Lorenzo Anez-Bustillos

Loes C Derikx

Nico Verdonschot

Nathan Calderon

David Zurakowski

Brian D Snyder

Ara Nazarian

Esther Tanck

Affiliations

Soon will be listed here.

Abstract

There is an urgent need to improve the prediction of fracture risk for cancer patients with bone metastases. Pathological fractures that result from these tumors frequently occur in the femur. It is extremely difficult to determine the fracture risk even for experienced physicians. Although evolving, fracture risk assessment is still based on inaccurate predictors estimated from previous retrospective studies. As a result, many patients are surgically over-treated, whereas other patients may fracture their bones against expectations. We mechanically tested ten pairs of human cadaveric femurs to failure, where one of each pair had an artificial defect simulating typical metastatic lesions. Prior to testing, finite element (FE) models were generated and computed tomography rigidity analysis (CTRA) was performed to obtain axial and bending rigidity measurements. We compared the two techniques on their capacity to assess femoral failure load by using linear regression techniques, Student's t-tests, the Bland-Altman methodology and Kendall rank correlation coefficients.

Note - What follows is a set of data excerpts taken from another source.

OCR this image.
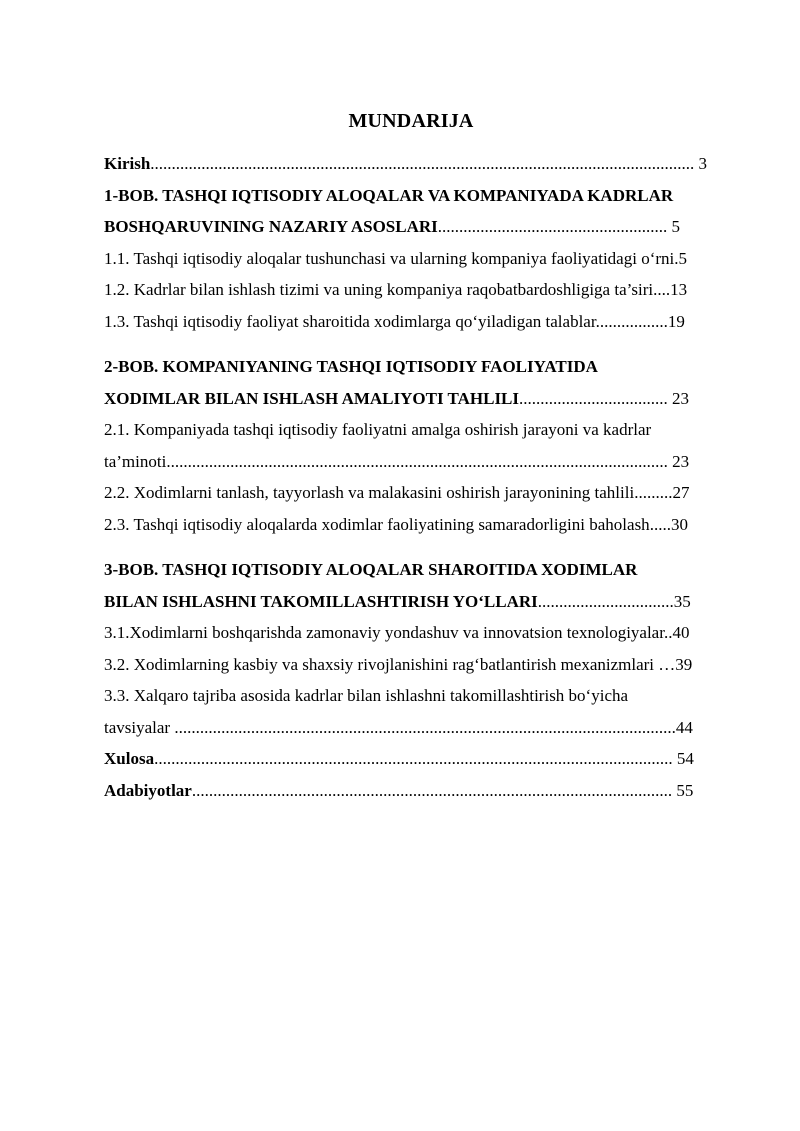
MUNDARIJA
Kirish................................................................................................................................ 3
1-BOB. TASHQI IQTISODIY ALOQALAR VA KOMPANIYADA KADRLAR
BOSHQARUVINING NAZARIY ASOSLARI...................................................... 5
1.1. Tashqi iqtisodiy aloqalar tushunchasi va ularning kompaniya faoliyatidagi o‘rni.5
1.2. Kadrlar bilan ishlash tizimi va uning kompaniya raqobatbardoshligiga ta’siri....13
1.3. Tashqi iqtisodiy faoliyat sharoitida xodimlarga qo‘yiladigan talablar.................19
2-BOB. KOMPANIYANING TASHQI IQTISODIY FAOLIYATIDA
XODIMLAR BILAN ISHLASH AMALIYOTI TAHLILI................................... 23
2.1. Kompaniyada tashqi iqtisodiy faoliyatni amalga oshirish jarayoni va kadrlar
ta’minoti...................................................................................................................... 23
2.2. Xodimlarni tanlash, tayyorlash va malakasini oshirish jarayonining tahlili.........27
2.3. Tashqi iqtisodiy aloqalarda xodimlar faoliyatining samaradorligini baholash.....30
3-BOB. TASHQI IQTISODIY ALOQALAR SHAROITIDA XODIMLAR
BILAN ISHLASHNI TAKOMILLASHTIRISH YO‘LLARI................................35
3.1.Xodimlarni boshqarishda zamonaviy yondashuv va innovatsion texnologiyalar..40
3.2. Xodimlarning kasbiy va shaxsiy rivojlanishini rag‘batlantirish mexanizmlari …39
3.3. Xalqaro tajriba asosida kadrlar bilan ishlashni takomillashtirish bo‘yicha
tavsiyalar ......................................................................................................................44
Xulosa.......................................................................................................................... 54
Adabiyotlar................................................................................................................. 55
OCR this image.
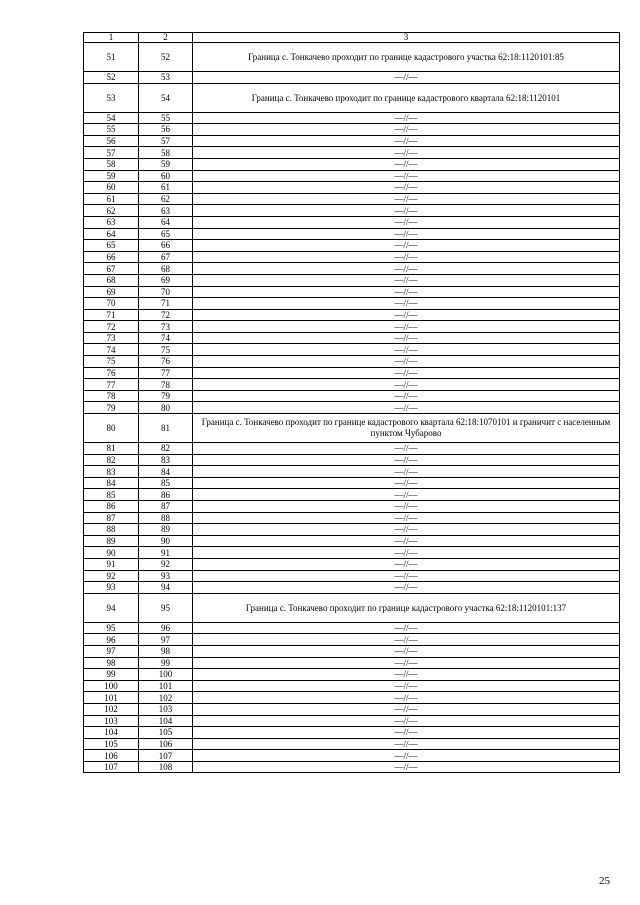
1	2	3
51	52	Граница с. Тонкачево проходит по границе кадастрового участка 62:18:1120101:85
52	53	—//—
53	54	Граница с. Тонкачево проходит по границе кадастрового квартала 62:18:1120101
54	55	—//—
55	56	—//—
56	57	—//—
57	58	—//—
58	59	—//—
59	60	—//—
60	61	—//—
61	62	—//—
62	63	—//—
63	64	—//—
64	65	—//—
65	66	—//—
66	67	—//—
67	68	—//—
68	69	—//—
69	70	—//—
70	71	—//—
71	72	—//—
72	73	—//—
73	74	—//—
74	75	—//—
75	76	—//—
76	77	—//—
77	78	—//—
78	79	—//—
79	80	—//—
80	81	Граница с. Тонкачево проходит по границе кадастрового квартала 62:18:1070101 и граничит с населенным пунктом Чубарово
81	82	—//—
82	83	—//—
83	84	—//—
84	85	—//—
85	86	—//—
86	87	—//—
87	88	—//—
88	89	—//—
89	90	—//—
90	91	—//—
91	92	—//—
92	93	—//—
93	94	—//—
94	95	Граница с. Тонкачево проходит по границе кадастрового участка 62:18:1120101:137
95	96	—//—
96	97	—//—
97	98	—//—
98	99	—//—
99	100	—//—
100	101	—//—
101	102	—//—
102	103	—//—
103	104	—//—
104	105	—//—
105	106	—//—
106	107	—//—
107	108	—//—
25
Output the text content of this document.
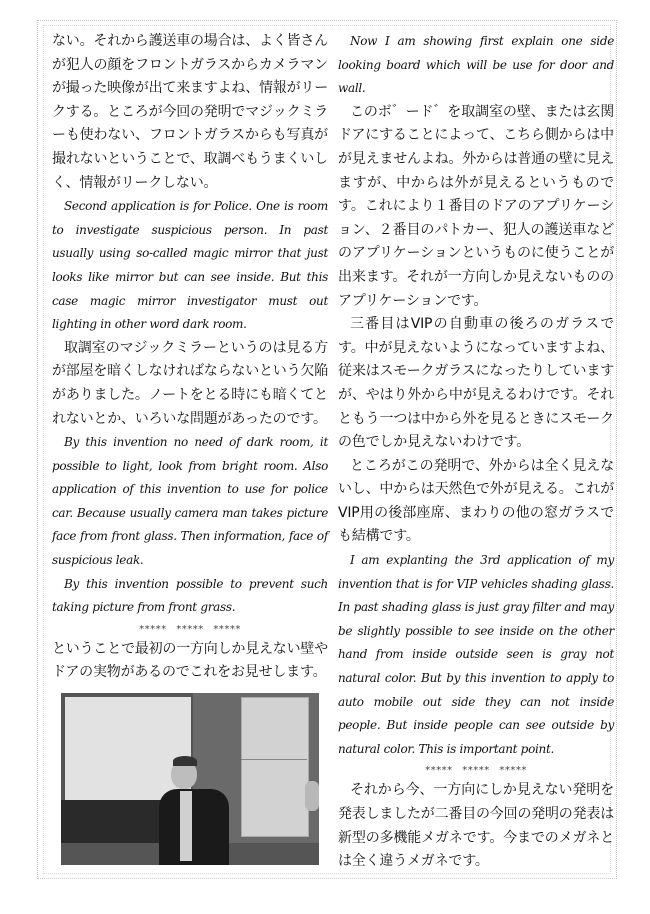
ない。それから護送車の場合は、よく皆さんが犯人の顔をフロントガラスからカメラマンが撮った映像が出て来ますよね、情報がリークする。ところが今回の発明でマジックミラーも使わない、フロントガラスからも写真が撮れないということで、取調べもうまくいしく、情報がリークしない。

Second application is for Police. One is room to investigate suspicious person. In past usually using so-called magic mirror that just looks like mirror but can see inside. But this case magic mirror investigator must out lighting in other word dark room.

取調室のマジックミラーというのは見る方が部屋を暗くしなければならないという欠陥がありました。ノートをとる時にも暗くてとれないとか、いろいな問題があったのです。

By this invention no need of dark room, it possible to light, look from bright room. Also application of this invention to use for police car. Because usually camera man takes picture face from front glass. Then information, face of suspicious leak.

By this invention possible to prevent such taking picture from front grass.

***** ***** *****

ということで最初の一方向しか見えない壁やドアの実物があるのでこれをお見せします。

Now I am showing first explain one side looking board which will be use for door and wall.

このボ゛ード゛を取調室の壁、または玄関ドアにすることによって、こちら側からは中が見えませんよね。外からは普通の壁に見えますが、中からは外が見えるというものです。これにより１番目のドアのアプリケーション、２番目のパトカー、犯人の護送車などのアプリケーションというものに使うことが出来ます。それが一方向しか見えないもののアプリケーションです。

三番目はVIPの自動車の後ろのガラスです。中が見えないようになっていますよね、従来はスモークガラスになったりしていますが、やはり外から中が見えるわけです。それともう一つは中から外を見るときにスモークの色でしか見えないわけです。

ところがこの発明で、外からは全く見えないし、中からは天然色で外が見える。これがVIP用の後部座席、まわりの他の窓ガラスでも結構です。

I am explanting the 3rd application of my invention that is for VIP vehicles shading glass. In past shading glass is just gray filter and may be slightly possible to see inside on the other hand from inside outside seen is gray not natural color. But by this invention to apply to auto mobile out side they can not inside people. But inside people can see outside by natural color. This is important point.

***** ***** *****

それから今、一方向にしか見えない発明を発表しましたが二番目の今回の発明の発表は新型の多機能メガネです。今までのメガネとは全く違うメガネです。
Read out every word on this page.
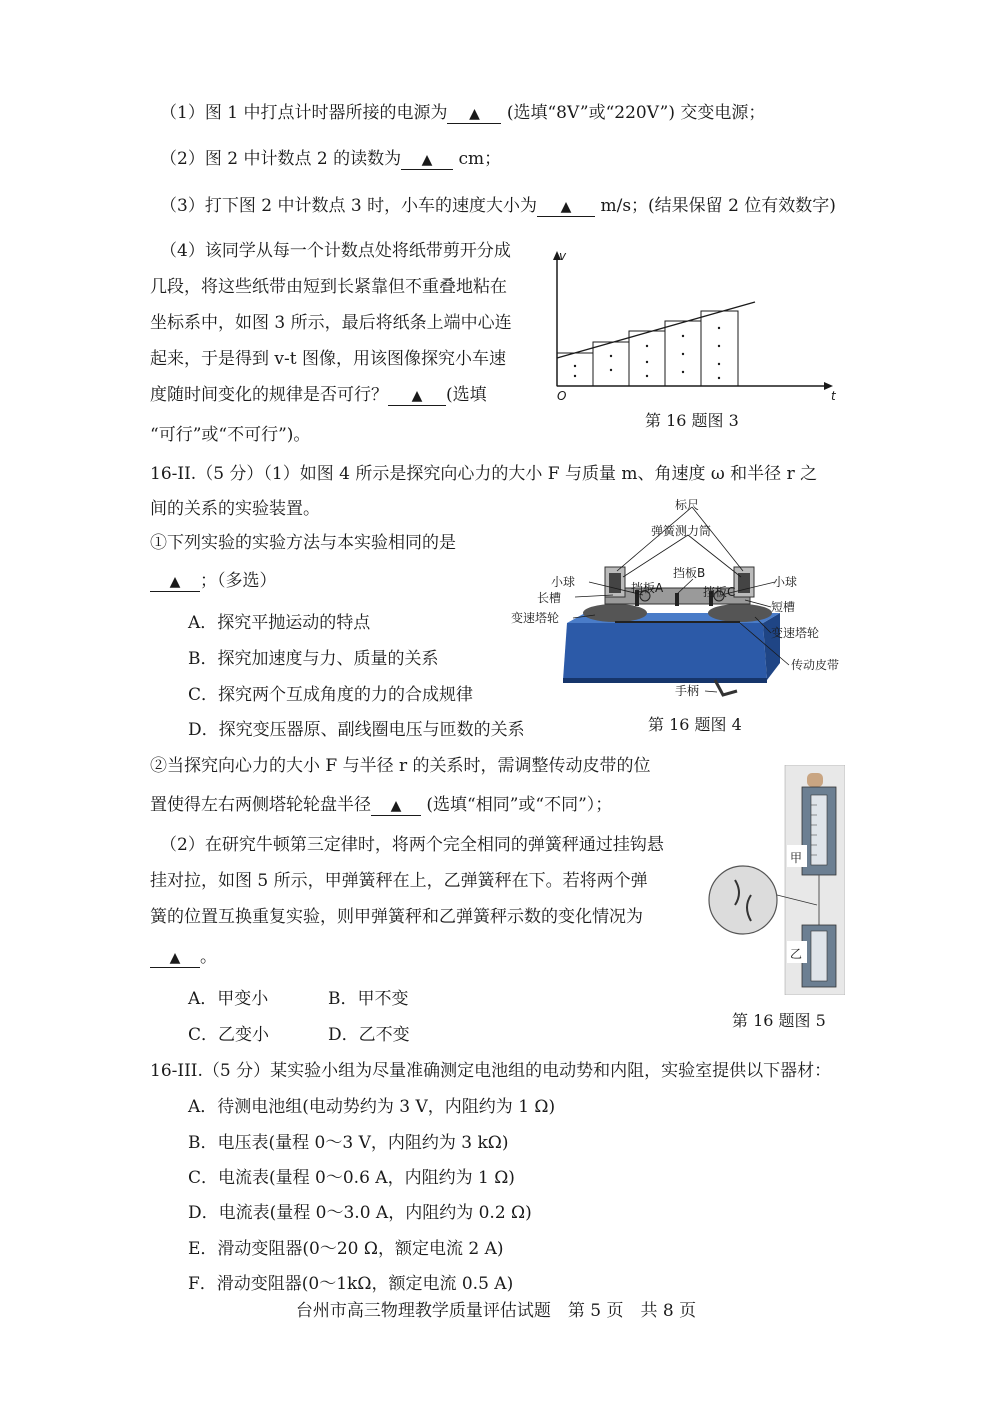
（1）图 1 中打点计时器所接的电源为 ▲ (选填“8V”或“220V”) 交变电源；
（2）图 2 中计数点 2 的读数为 ▲ cm；
（3）打下图 2 中计数点 3 时，小车的速度大小为 ▲ m/s；(结果保留 2 位有效数字)
（4）该同学从每一个计数点处将纸带剪开分成
几段，将这些纸带由短到长紧靠但不重叠地粘在
坐标系中，如图 3 所示，最后将纸条上端中心连
起来，于是得到 v-t 图像，用该图像探究小车速
度随时间变化的规律是否可行？ ▲ (选填
“可行”或“不可行”)。
O
v
t
第 16 题图 3
16-II.（5 分）（1）如图 4 所示是探究向心力的大小 F 与质量 m、角速度 ω 和半径 r 之
间的关系的实验装置。
①下列实验的实验方法与本实验相同的是
▲ ；（多选）
A．探究平抛运动的特点
B．探究加速度与力、质量的关系
C．探究两个互成角度的力的合成规律
D．探究变压器原、副线圈电压与匝数的关系
标尺
弹簧测力筒
小球	小球
长槽
挡板A
挡板B
挡板C
短槽
变速塔轮
变速塔轮
传动皮带
手柄
第 16 题图 4
②当探究向心力的大小 F 与半径 r 的关系时，需调整传动皮带的位
置使得左右两侧塔轮轮盘半径 ▲ (选填“相同”或“不同”）；
（2）在研究牛顿第三定律时，将两个完全相同的弹簧秤通过挂钩悬
挂对拉，如图 5 所示，甲弹簧秤在上，乙弹簧秤在下。若将两个弹
簧的位置互换重复实验，则甲弹簧秤和乙弹簧秤示数的变化情况为
▲ 。
A．甲变小	B．甲不变
C．乙变小	D．乙不变
甲
乙
第 16 题图 5
16-III.（5 分）某实验小组为尽量准确测定电池组的电动势和内阻，实验室提供以下器材：
A．待测电池组(电动势约为 3 V，内阻约为 1 Ω)
B．电压表(量程 0～3 V，内阻约为 3 kΩ)
C．电流表(量程 0～0.6 A，内阻约为 1 Ω)
D．电流表(量程 0～3.0 A，内阻约为 0.2 Ω)
E．滑动变阻器(0～20 Ω，额定电流 2 A)
F．滑动变阻器(0～1kΩ，额定电流 0.5 A)
台州市高三物理教学质量评估试题　第 5 页　共 8 页
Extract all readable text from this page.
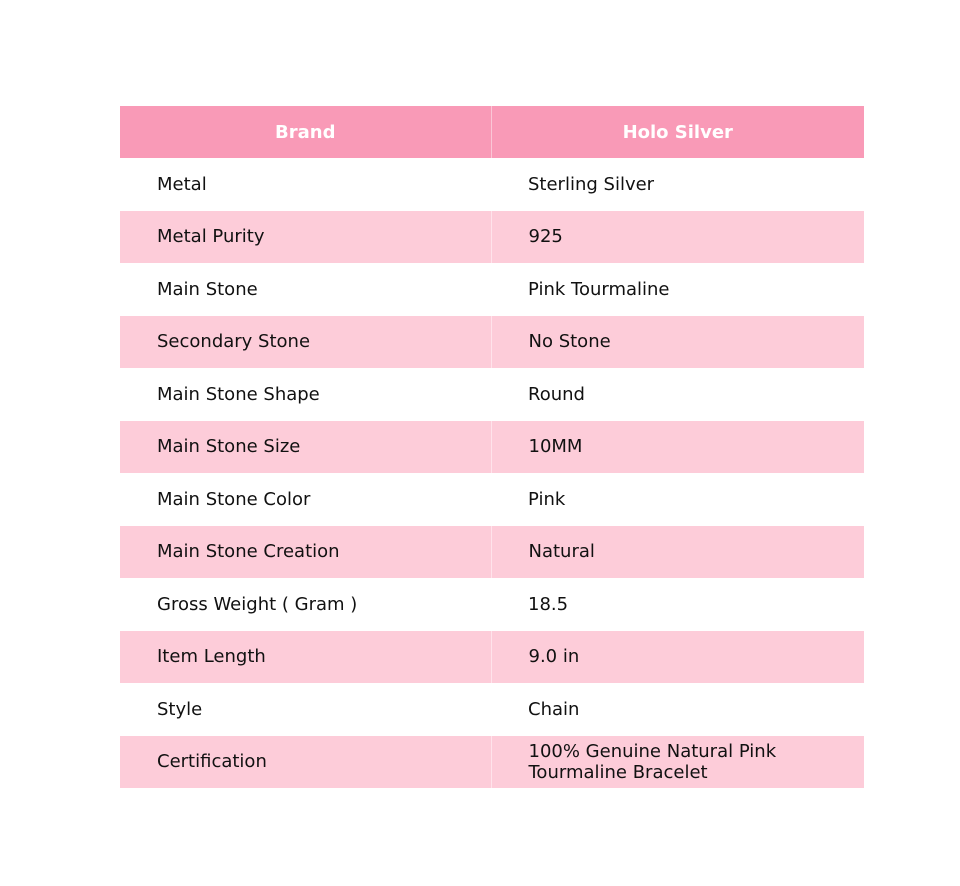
Brand	Holo Silver
Metal	Sterling Silver
Metal Purity	925
Main Stone	Pink Tourmaline
Secondary Stone	No Stone
Main Stone Shape	Round
Main Stone Size	10MM
Main Stone Color	Pink
Main Stone Creation	Natural
Gross Weight ( Gram )	18.5
Item Length	9.0 in
Style	Chain
Certification	100% Genuine Natural Pink Tourmaline Bracelet
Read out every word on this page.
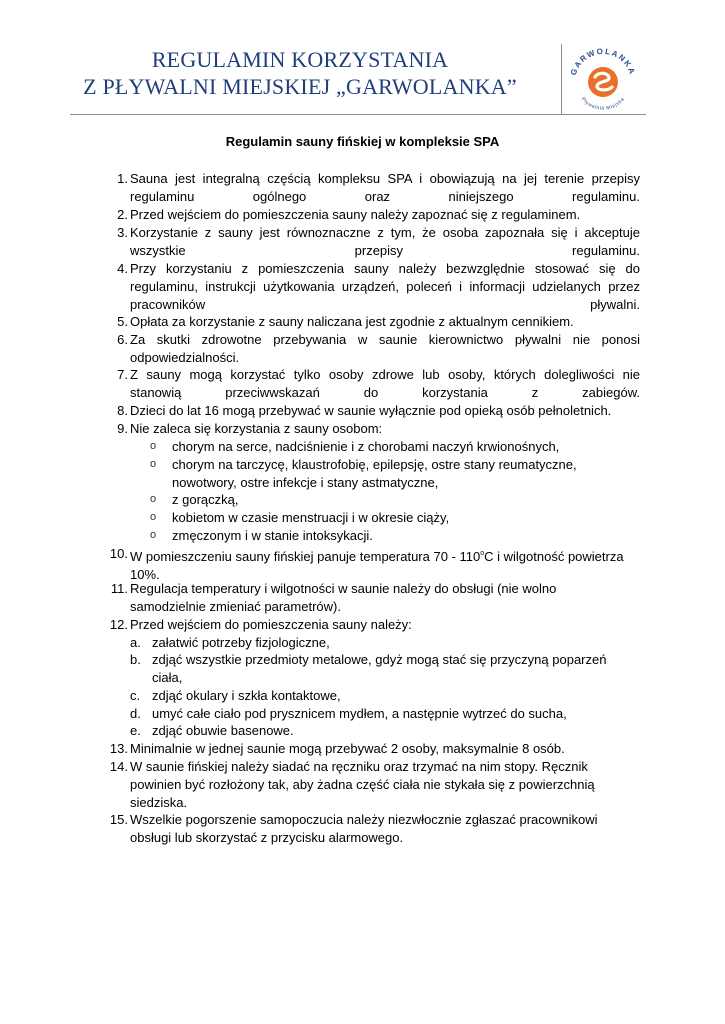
REGULAMIN KORZYSTANIA
Z PŁYWALNI MIEJSKIEJ „GARWOLANKA”
GARWOLANKA
Pływalnia Miejska
Regulamin sauny fińskiej w kompleksie SPA
1. Sauna jest integralną częścią kompleksu SPA i obowiązują na jej terenie przepisy
regulaminu ogólnego oraz niniejszego regulaminu.
2. Przed wejściem do pomieszczenia sauny należy zapoznać się z regulaminem.
3. Korzystanie z sauny jest równoznaczne z tym, że osoba zapoznała się i akceptuje
wszystkie przepisy regulaminu.
4. Przy korzystaniu z pomieszczenia sauny należy bezwzględnie stosować się do
regulaminu, instrukcji użytkowania urządzeń, poleceń i informacji udzielanych przez
pracowników pływalni.
5. Opłata za korzystanie z sauny naliczana jest zgodnie z aktualnym cennikiem.
6. Za skutki zdrowotne przebywania w saunie kierownictwo pływalni nie ponosi
odpowiedzialności.
7. Z sauny mogą korzystać tylko osoby zdrowe lub osoby, których dolegliwości nie
stanowią przeciwwskazań do korzystania z zabiegów.
8. Dzieci do lat 16 mogą przebywać w saunie wyłącznie pod opieką osób pełnoletnich.
9. Nie zaleca się korzystania z sauny osobom:
o chorym na serce, nadciśnienie i z chorobami naczyń krwionośnych,
o chorym na tarczycę, klaustrofobię, epilepsję, ostre stany reumatyczne,
nowotwory, ostre infekcje i stany astmatyczne,
o z gorączką,
o kobietom w czasie menstruacji i w okresie ciąży,
o zmęczonym i w stanie intoksykacji.
10. W pomieszczeniu sauny fińskiej panuje temperatura 70 - 110$^o$C i wilgotność powietrza
10%.
11. Regulacja temperatury i wilgotności w saunie należy do obsługi (nie wolno
samodzielnie zmieniać parametrów).
12. Przed wejściem do pomieszczenia sauny należy:
a. załatwić potrzeby fizjologiczne,
b. zdjąć wszystkie przedmioty metalowe, gdyż mogą stać się przyczyną poparzeń
ciała,
c. zdjąć okulary i szkła kontaktowe,
d. umyć całe ciało pod prysznicem mydłem, a następnie wytrzeć do sucha,
e. zdjąć obuwie basenowe.
13. Minimalnie w jednej saunie mogą przebywać 2 osoby, maksymalnie 8 osób.
14. W saunie fińskiej należy siadać na ręczniku oraz trzymać na nim stopy. Ręcznik
powinien być rozłożony tak, aby żadna część ciała nie stykała się z powierzchnią
siedziska.
15. Wszelkie pogorszenie samopoczucia należy niezwłocznie zgłaszać pracownikowi
obsługi lub skorzystać z przycisku alarmowego.
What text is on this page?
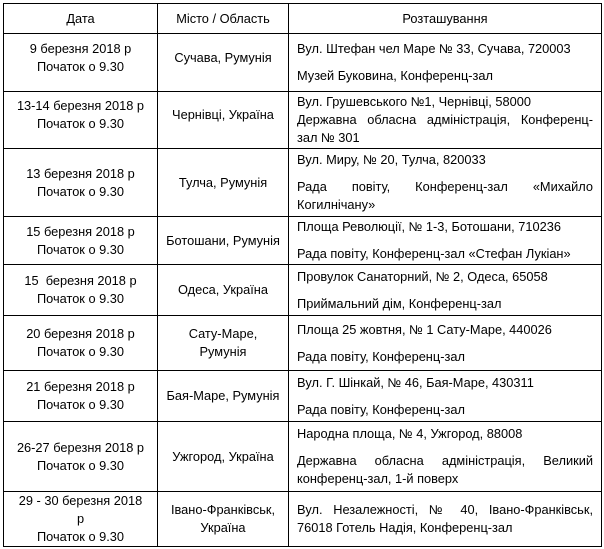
Дата	Місто / Область	Розташування
9 березня 2018 р
Початок о 9.30
Сучава, Румунія
Вул. Штефан чел Маре № 33, Сучава, 720003
Музей Буковина, Конференц-зал
13-14 березня 2018 р
Початок о 9.30
Чернівці, Україна
Вул. Грушевського №1, Чернівці, 58000
Державна обласна адміністрація, Конференц-
зал № 301
13 березня 2018 р
Початок о 9.30
Тулча, Румунія
Вул. Миру, № 20, Тулча, 820033
Рада повіту, Конференц-зал «Михайло
Когилнічану»
15 березня 2018 р
Початок о 9.30
Ботошани, Румунія
Площа Революції, № 1-3, Ботошани, 710236
Рада повіту, Конференц-зал «Стефан Лукіан»
15  березня 2018 р
Початок о 9.30
Одеса, Україна
Провулок Санаторний, № 2, Одеса, 65058
Приймальний дім, Конференц-зал
20 березня 2018 р
Початок о 9.30
Сату-Маре,
Румунія
Площа 25 жовтня, № 1 Сату-Маре, 440026
Рада повіту, Конференц-зал
21 березня 2018 р
Початок о 9.30
Бая-Маре, Румунія
Вул. Г. Шінкай, № 46, Бая-Маре, 430311
Рада повіту, Конференц-зал
26-27 березня 2018 р
Початок о 9.30
Ужгород, Україна
Народна площа, № 4, Ужгород, 88008
Державна обласна адміністрація, Великий
конференц-зал, 1-й поверх
29 - 30 березня 2018
р
Початок о 9.30
Івано-Франківськ,
Україна
Вул. Незалежності, № 40, Івано-Франківськ,
76018 Готель Надія, Конференц-зал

The simulated FE failure loads and CTRA predictions showed good correlation with values obtained from the experimental mechanical testing. Kendall rank correlation coefficients between the FE rankings and the CTRA rankings showed moderate to good correlations. No significant differences in prediction accuracy were found between the two methods. Non-invasive fracture risk assessment techniques currently developed both correlated well with actual failure loads in mechanical testing suggesting that both methods could be further developed into a tool that can be used in clinical practice. The results in this study showed slight differences between the methods, yet validation in prospective patient studies should confirm these preliminary findings.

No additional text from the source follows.